Zao-Wou-Ki : rétrospective inédite au M+
Hong Kong accueille la première grande exposition en Asie sur les travaux du maître franco-chinois dont certaines toiles se vendent à plusieurs millions de dollars. Près de 180 œuvres retracent cinq décennies de création entre 1949 et 2000.

Par Anne-Claire Poignard
« La gravure était presque un jeu pour moi, un moyen de me détendre ». Zao Wou-Ki est passé maître en la matière. Son œuvre est un laboratoire de l’abstraction à la croisée des chemins entre la calligraphie chinoise et le modernisme européen de l’après-guerre. Deux univers qui ont marqué la vie de cet artiste né en Chine en 1920 et mort en Suisse en 2013.
Laboratoire de l’abstraction
La rétrospective qui lui est consacrée est une occasion de découvrir ou redécouvrir l’art de la gravure, ce procédé artistique où une image est gravée ou dessinée sur une surface puis transférée sur une autre à l’aide d’encre ou de peinture. Une même plaque permet de réaliser plusieurs estampes, globalement similaires, mais présentant des variations. Dans la démarche du peintre, la gravure a servi de catalyseur vers l’abstraction.

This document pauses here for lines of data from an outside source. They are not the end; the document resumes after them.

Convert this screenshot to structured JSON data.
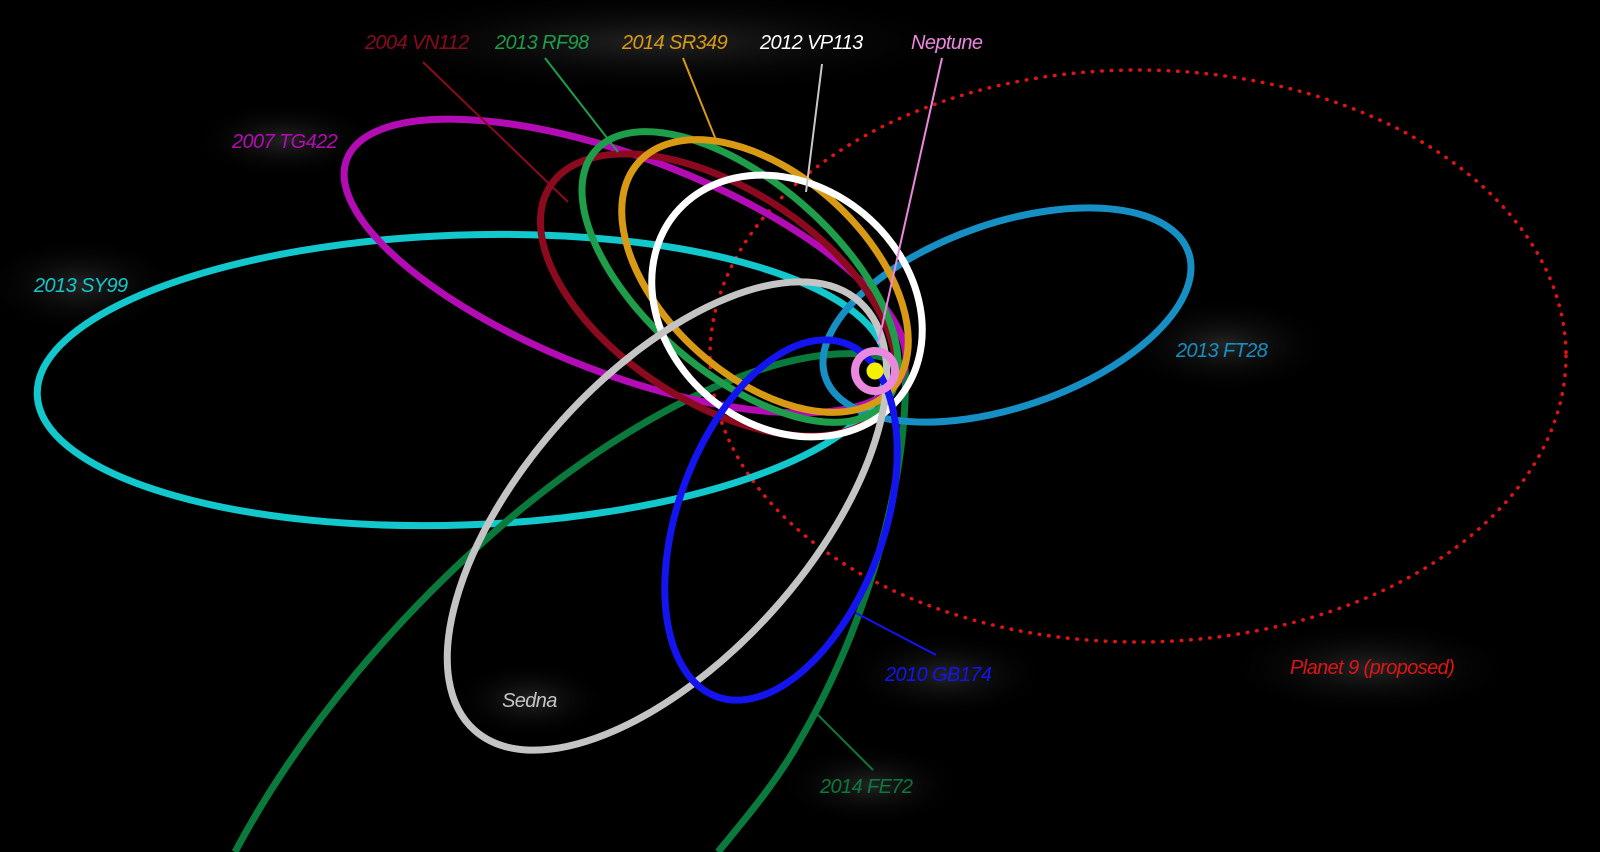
{
  "background": "#000000",
  "labels": {
    "vn112": "2004 VN112",
    "rf98": "2013 RF98",
    "sr349": "2014 SR349",
    "vp113": "2012 VP113",
    "neptune": "Neptune",
    "tg422": "2007 TG422",
    "sy99": "2013 SY99",
    "ft28": "2013 FT28",
    "gb174": "2010 GB174",
    "planet9": "Planet 9 (proposed)",
    "sedna": "Sedna",
    "fe72": "2014 FE72"
  },
  "colors": {
    "vn112": "#8b0a1e",
    "rf98": "#1e9e4a",
    "sr349": "#d89a14",
    "vp113": "#ffffff",
    "neptune": "#ea88e0",
    "tg422": "#b40cb4",
    "sy99": "#12c8cc",
    "ft28": "#1690c4",
    "gb174": "#1414f0",
    "planet9": "#e01414",
    "sedna": "#c4c4c4",
    "fe72": "#0a7a3c",
    "sun": "#f4f000"
  }
}
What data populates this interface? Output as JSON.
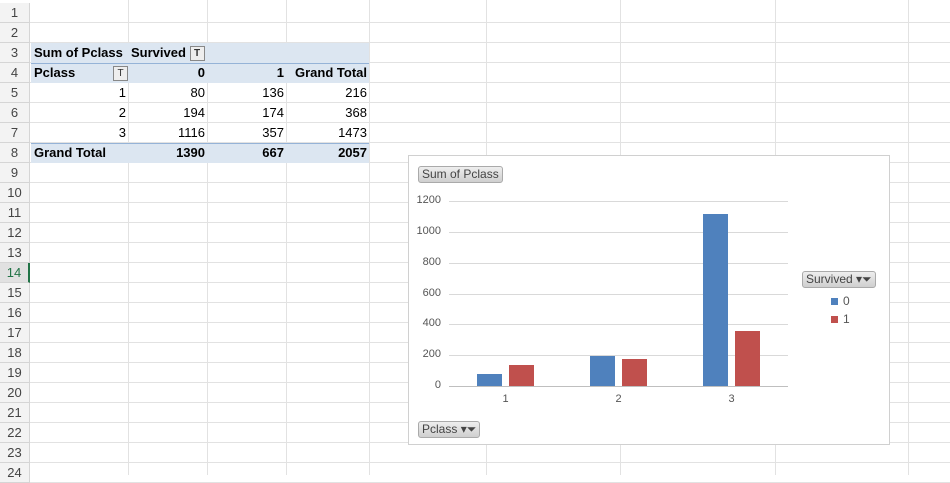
{
  "rows": [
    "1",
    "2",
    "3",
    "4",
    "5",
    "6",
    "7",
    "8",
    "9",
    "10",
    "11",
    "12",
    "13",
    "14",
    "15",
    "16",
    "17",
    "18",
    "19",
    "20",
    "21",
    "22",
    "23",
    "24"
  ],
  "selected_row": "14",
  "pivot": {
    "data_field": "Sum of Pclass",
    "column_field": "Survived",
    "row_field": "Pclass",
    "col_headers": [
      "0",
      "1",
      "Grand Total"
    ],
    "rows": [
      {
        "label": "1",
        "values": [
          "80",
          "136",
          "216"
        ]
      },
      {
        "label": "2",
        "values": [
          "194",
          "174",
          "368"
        ]
      },
      {
        "label": "3",
        "values": [
          "1116",
          "357",
          "1473"
        ]
      }
    ],
    "grand_total_label": "Grand Total",
    "grand_total": [
      "1390",
      "667",
      "2057"
    ]
  },
  "chart_data": {
    "type": "bar",
    "title": "Sum of Pclass",
    "xlabel": "Pclass",
    "legend_title": "Survived",
    "legend_position": "right",
    "categories": [
      "1",
      "2",
      "3"
    ],
    "series": [
      {
        "name": "0",
        "values": [
          80,
          194,
          1116
        ],
        "color": "#4f81bd"
      },
      {
        "name": "1",
        "values": [
          136,
          174,
          357
        ],
        "color": "#c0504d"
      }
    ],
    "yticks": [
      "0",
      "200",
      "400",
      "600",
      "800",
      "1000",
      "1200"
    ],
    "ylim": [
      0,
      1200
    ],
    "grid": true
  }
}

Zao Wou-Ki est diplômé de l’École nationale des beaux-arts de Hangzhou, aujourd’hui l’Académie des Beaux-Arts de Chine. Il s’initie dès son plus jeune âge à la peinture et la calligraphie chinoises. En 1948, l’artiste s’installe à Paris, où il vivra la majeure partie de sa vie.
L’exposition retrace d’abord sa rencontre avec cette technique qu’il découvre lors de ses débuts en France. Il s’attelle à la lithographie et à l’eau-forte qu’il décrit comme « un jeu » moins prévisible que la peinture à l’huile. À mesure que sa maîtrise s’affirme, ses estampes attirent l’attention des galeries et des institutions artistiques.
Peu à peu, les signes calligraphiques laissent place à des formes abstraites. Ses compositions de la fin des années 1950 se caractérisent par des couleurs audacieuses qui imprègnent la surface. Elles évoquent sa vision des éléments : la terre, le vent et l’eau.
Repéré par le poète français Henri Michaux, il collabore avec des écrivains dont il illustre les écrits. Son art séduit aussi René Char, François Cheng, Jean Lescure. Parmi les chefs-d’œuvre exposés : Lecture par Henri Michaux (1950) et A la gloire de l’image et art poétique (1976). Des pièces rares.

Une donation historique
L’essentiel des estampes, livres illustrés, œuvres sur papier et documents d’archives exposés provient d’une donation majeure de Françoise Marquet-Zao, épouse de l’artiste, complétée par des œuvres offertes par sa fille.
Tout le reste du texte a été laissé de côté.